What are you reading?

Algor

Well-known member
Taking a break from Middle Earth. Now reading Samuel Butler's Erewhon.

I picked this up a long time ago and never finished it: I recall now why this is so. It isn't a very interesting novel, though it is good satire.
 

Algor

Well-known member
OK, Finished Erewhon. Started something on my to read list for a while: E.E. Cummings: A Biography by C. Sawyer-Laucanno. I have an absolutely dogeared hardback of his collected poems that I bought in undergrad.

What a self-centered jerk! LOL. I knew he was a bit off plumb. But the dude could write.
 

Algor

Well-known member
Rudyard Kipling's Kim. Cracking good read!

I have his complete verse, which is good fun, and I grew up on the Jungle Books, so this is like my third or fifth childhood.
 

docphin5

Well-known member
I wanted to take a break from my usual historical books and try a bit of fantasy fiction for a change. So I read

”The Fifth Season” by Jemisin

because it had good reviews. It is part of a trilogy which I plan to continue. It is about humans with powers over earth, tectonic plates, volcanoes. They are controlled by another class of humans called “Guardians” with powers over the earth movers. There also are beings that live IN the earth controlled by no one. And then there are your ordinary run of the mill humans powerless and weak, ie., the sheep. Always the sheep. Ha ha! Characters are intriguing, story is good. I enjoyed it because it is different, novel and immersive in a mythical world refreshingly new (Versus dragons, wizards, demons, or vampires). Something different if that is what you are looking for. On a 1 to 5 scale I give it a 4.
 

Torin

Well-known member
I am now reading another "Civic Classics" book called Supreme Court Decisions, edited by Richard Beeman. The book is a series of short excerpts from famous Supreme Court decisions with some expert commentary. I'd recommend it if you are a layman with a casual interest in politics and Constitutional law, like I am.
 

Torin

Well-known member
I am now reading another "Civic Classics" book called Supreme Court Decisions, edited by Richard Beeman. The book is a series of short excerpts from famous Supreme Court decisions with some expert commentary. I'd recommend it if you are a layman with a casual interest in politics and Constitutional law, like I am.
Moving on from the "Civic Classics" book above, I've started on Antonin Scalia's book A Matter of Interpretation: Federal Courts and the Law, which defends legal originalism.
 

Torin

Well-known member
Moving on from the "Civic Classics" book above, I've started on Antonin Scalia's book A Matter of Interpretation: Federal Courts and the Law, which defends legal originalism.
I have finished the Scalia book. I have also finished a very short, very patriotic book by Bradley Thompson entitled What America Is.

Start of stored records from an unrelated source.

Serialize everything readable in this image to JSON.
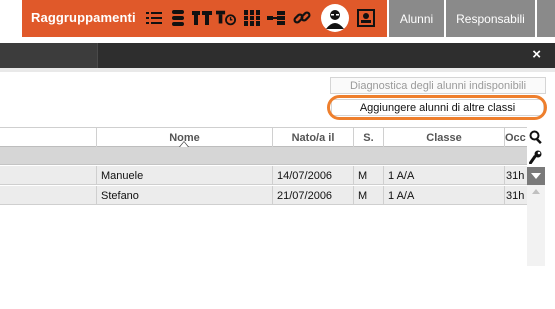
{
  "topbar": {
    "group_label": "Raggruppamenti",
    "accent_color": "#e0592a",
    "icons": [
      "list-icon",
      "stack-icon",
      "group-tables-icon",
      "group-clock-icon",
      "columns-icon",
      "tree-icon",
      "link-icon",
      "student-avatar-icon",
      "presentation-icon"
    ],
    "tabs": [
      {
        "label": "Alunni"
      },
      {
        "label": "Responsabili"
      },
      {
        "label": ""
      }
    ]
  },
  "dialog": {
    "close_glyph": "×",
    "buttons": {
      "diagnostics": "Diagnostica degli alunni indisponibili",
      "add_students": "Aggiungere alunni di altre classi"
    },
    "highlight_color": "#ee7f2d"
  },
  "table": {
    "columns": [
      {
        "label": ""
      },
      {
        "label": "Nome"
      },
      {
        "label": "Nato/a il"
      },
      {
        "label": "S."
      },
      {
        "label": "Classe"
      },
      {
        "label": "Occ"
      }
    ],
    "rows": [
      {
        "cognome": "",
        "nome": "Manuele",
        "nato": "14/07/2006",
        "sesso": "M",
        "classe": "1 A/A",
        "occ": "31h"
      },
      {
        "cognome": "",
        "nome": "Stefano",
        "nato": "21/07/2006",
        "sesso": "M",
        "classe": "1 A/A",
        "occ": "31h"
      }
    ]
  },
  "tools": [
    "search-icon",
    "wrench-icon",
    "filter-dropdown-icon"
  ]
}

I am now reading a much longer book entitled Founding America: Documents from the Revolution to the Bill of Rights, edited by Jack Rakove. It's a collection of primary sources about the founding of the United States. I am planning to take my time with this book so that I can absorb what the various primary sources are saying.
 

Torin

Well-known member
Wrap Up for 2023

Here are the books I finished this year.

1. Our Oriental Heritage
2. Fossil Future
3. 20,000 Years of World Painting
4. Heroes, Legends, Champions
5. Washington: The Indispensable Man
6. Abe
7. Illuminating Ayn Rand
8. Prague Winter
9. A Concise History of Germany
10. The Autobiography of Benjamin Franklin
11. The Federalist Papers
12. How to Read the Constitution and Why
13. Supreme Court Decisions
14. A Matter of Interpretation
15. What America Is

I don't expect to get through the book I'm currently reading before the end of the year, so that's that for a while.
 

Mike McK

Well-known member
Yeah, the Left is very weird. I've seen them claim the reason for the revolutionary war was to keep their slaves, and the reason for the second amendment so that slaveholders can massacre the Black race, which is false on SO many levels!
Vibise believes this.
 

greatdivide46

New Member
I'm currently reading Heaven by Randy Alcorn. "Other than the Bible itself, this may well be the single most life-changing book you'll ever read" -- Stu Weber.

For my fiction I'm reading Alien Echo by Mira Grant. "A spellbinding novel of courage and terror" -- Jonathan Maberry.